Üretim bağımsız yaşamaktır. Savaş dönemlerinden beri aslında tarımın, üretimin ve çiftçiliğin ne kadar önemli olduğuna vurgu yapılıyor. Savaş olduğunda üretim mecbur kılındı ve değer verildi. Pandemi oldu ve çiftçilere yine yasak yoktu. Pandemiden etkilenmeden tarlamıza, bahçemize gidebildik. Üretmek özgürlüktür. Ürettiğini tüketmek ise insana azim veriyor. Bambaşka bir heyecanı, gururu var. İmkanı olan herkesin üretim yapması gereken bir dönemdeyiz. Bir karış toprak boş kalmamalı aslında.
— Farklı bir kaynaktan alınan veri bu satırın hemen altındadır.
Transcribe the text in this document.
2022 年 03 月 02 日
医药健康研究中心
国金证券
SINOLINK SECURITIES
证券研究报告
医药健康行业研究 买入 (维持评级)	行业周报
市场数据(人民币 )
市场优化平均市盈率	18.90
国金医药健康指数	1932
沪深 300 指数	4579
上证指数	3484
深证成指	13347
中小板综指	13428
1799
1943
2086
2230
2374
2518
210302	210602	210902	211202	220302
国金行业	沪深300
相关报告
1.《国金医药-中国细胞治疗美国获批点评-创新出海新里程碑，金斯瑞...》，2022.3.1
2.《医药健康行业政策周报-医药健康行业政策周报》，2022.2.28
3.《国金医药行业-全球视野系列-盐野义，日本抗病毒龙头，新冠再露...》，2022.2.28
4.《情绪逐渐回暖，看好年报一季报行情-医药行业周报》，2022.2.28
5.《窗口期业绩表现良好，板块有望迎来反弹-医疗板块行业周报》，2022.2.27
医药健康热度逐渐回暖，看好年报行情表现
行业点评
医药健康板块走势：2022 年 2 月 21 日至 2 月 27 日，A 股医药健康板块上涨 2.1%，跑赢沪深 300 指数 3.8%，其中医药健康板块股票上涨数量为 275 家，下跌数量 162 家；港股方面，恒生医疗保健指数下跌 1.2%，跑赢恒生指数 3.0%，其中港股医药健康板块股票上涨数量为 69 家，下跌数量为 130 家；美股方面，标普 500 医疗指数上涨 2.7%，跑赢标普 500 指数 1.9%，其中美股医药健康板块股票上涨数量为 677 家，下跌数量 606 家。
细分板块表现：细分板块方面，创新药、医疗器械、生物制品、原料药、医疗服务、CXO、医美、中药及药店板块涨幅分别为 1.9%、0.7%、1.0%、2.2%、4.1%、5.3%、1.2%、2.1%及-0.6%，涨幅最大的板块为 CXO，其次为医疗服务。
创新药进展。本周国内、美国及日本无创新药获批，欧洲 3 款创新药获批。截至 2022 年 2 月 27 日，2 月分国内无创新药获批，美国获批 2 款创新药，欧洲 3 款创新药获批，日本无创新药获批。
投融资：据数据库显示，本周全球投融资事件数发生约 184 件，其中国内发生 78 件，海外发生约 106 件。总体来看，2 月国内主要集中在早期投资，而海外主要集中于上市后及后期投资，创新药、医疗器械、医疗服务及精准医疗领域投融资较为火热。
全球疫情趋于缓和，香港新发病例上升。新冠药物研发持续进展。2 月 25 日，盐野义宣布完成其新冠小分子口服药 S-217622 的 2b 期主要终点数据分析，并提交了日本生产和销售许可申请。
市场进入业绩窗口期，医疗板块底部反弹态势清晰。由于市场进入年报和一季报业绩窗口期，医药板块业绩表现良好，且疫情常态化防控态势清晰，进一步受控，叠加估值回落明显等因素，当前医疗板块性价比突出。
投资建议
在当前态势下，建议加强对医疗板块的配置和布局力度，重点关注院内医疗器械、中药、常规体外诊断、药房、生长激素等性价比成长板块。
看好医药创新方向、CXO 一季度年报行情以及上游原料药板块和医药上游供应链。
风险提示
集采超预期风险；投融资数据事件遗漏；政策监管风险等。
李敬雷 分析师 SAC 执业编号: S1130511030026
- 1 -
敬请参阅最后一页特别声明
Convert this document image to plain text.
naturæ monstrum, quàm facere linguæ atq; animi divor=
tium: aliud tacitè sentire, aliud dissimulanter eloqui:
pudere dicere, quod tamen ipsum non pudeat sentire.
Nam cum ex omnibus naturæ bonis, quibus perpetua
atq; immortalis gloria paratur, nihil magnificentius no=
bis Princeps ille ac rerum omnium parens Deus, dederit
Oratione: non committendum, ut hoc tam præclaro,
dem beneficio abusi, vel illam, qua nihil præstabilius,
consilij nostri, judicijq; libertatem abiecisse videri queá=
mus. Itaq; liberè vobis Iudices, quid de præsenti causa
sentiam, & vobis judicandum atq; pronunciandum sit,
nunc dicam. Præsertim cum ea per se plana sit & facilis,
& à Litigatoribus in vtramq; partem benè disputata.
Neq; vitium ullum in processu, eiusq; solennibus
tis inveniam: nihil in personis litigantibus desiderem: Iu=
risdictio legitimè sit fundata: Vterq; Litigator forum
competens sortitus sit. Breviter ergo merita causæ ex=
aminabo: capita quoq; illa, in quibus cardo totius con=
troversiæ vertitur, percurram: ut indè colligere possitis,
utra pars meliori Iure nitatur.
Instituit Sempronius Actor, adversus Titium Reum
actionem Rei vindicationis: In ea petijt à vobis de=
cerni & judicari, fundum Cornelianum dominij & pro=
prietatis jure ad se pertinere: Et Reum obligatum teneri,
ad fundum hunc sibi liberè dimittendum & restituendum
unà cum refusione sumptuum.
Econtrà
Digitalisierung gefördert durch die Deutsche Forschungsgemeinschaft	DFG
Peki gelecek nesile ve şimdiki gençlere ne söylemek istersin?
Üretmekten vazgeçmeyin. Özellikle kızlar ben yapamam demeyin. Siz isterseniz başaramayacağınız bir şey yok. Ve üretimin de kızı, erkeği yok. Birçok alanda oldukça başarılı kadınlarımız var. Çiftçi denilince akla gelen erkek figürünü de bozmalıyız artık. Köylerden kaçmayalım. Hepimizin dönüşü köyler. Geleceğimiz üretimde. Üretimi yapmak biz gençlerin ellerinde.